Verification & Workflow

When starting to work on an issue, you can use the GitHub CLI to fetch the issue details: gh issue view <issue-number>

Before finishing a task, ensure the following commands pass:

  1. Format: make fmt
  2. Lint: make lint (Uses clj-kondo)
  3. Test: Run tests only for the modules you changed: make -C modules/<module> test (e.g. make -C modules/db test). Use make test only when changes span multiple modules or the root.
  4. Coverage: make test-coverage (Checks for adequate test coverage — must be ≥ 95% forms)
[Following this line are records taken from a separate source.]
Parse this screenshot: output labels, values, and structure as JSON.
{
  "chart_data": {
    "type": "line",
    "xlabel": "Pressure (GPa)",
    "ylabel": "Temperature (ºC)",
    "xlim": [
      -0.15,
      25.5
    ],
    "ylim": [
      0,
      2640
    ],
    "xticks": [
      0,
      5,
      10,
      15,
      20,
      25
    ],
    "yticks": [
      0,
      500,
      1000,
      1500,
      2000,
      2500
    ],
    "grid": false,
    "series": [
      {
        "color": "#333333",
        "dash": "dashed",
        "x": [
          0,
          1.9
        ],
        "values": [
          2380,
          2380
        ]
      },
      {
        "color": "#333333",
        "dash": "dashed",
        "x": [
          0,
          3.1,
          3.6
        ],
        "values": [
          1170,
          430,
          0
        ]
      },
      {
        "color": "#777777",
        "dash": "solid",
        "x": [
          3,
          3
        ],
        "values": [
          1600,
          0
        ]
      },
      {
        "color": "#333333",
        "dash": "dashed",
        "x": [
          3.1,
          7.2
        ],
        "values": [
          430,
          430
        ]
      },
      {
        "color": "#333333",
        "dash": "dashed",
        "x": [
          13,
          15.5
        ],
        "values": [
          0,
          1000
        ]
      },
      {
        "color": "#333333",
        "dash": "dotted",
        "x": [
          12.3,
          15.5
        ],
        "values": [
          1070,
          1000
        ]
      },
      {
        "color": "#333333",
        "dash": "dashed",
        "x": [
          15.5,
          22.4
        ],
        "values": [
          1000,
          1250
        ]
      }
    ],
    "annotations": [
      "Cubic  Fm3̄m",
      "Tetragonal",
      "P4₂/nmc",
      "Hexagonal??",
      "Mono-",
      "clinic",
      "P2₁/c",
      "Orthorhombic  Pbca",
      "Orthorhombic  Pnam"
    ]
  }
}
When adding a new module under modules/, also add it to the module matrix in .github/workflows/build.yml (the test job, sorted alphabetically) so CI picks it up.

After verification, when working on an issue:

  1. Create a feature branch using the GitHub CLI: gh issue develop <issue-number> --checkout
  2. Commit the changes: git add . and git commit
    • The commit title should be the issue title.
    • The commit body should just contain: Closes: #<issue-number>
  3. There should be exactly one commit per issue. Multiple changes have to be ammended to the first commit.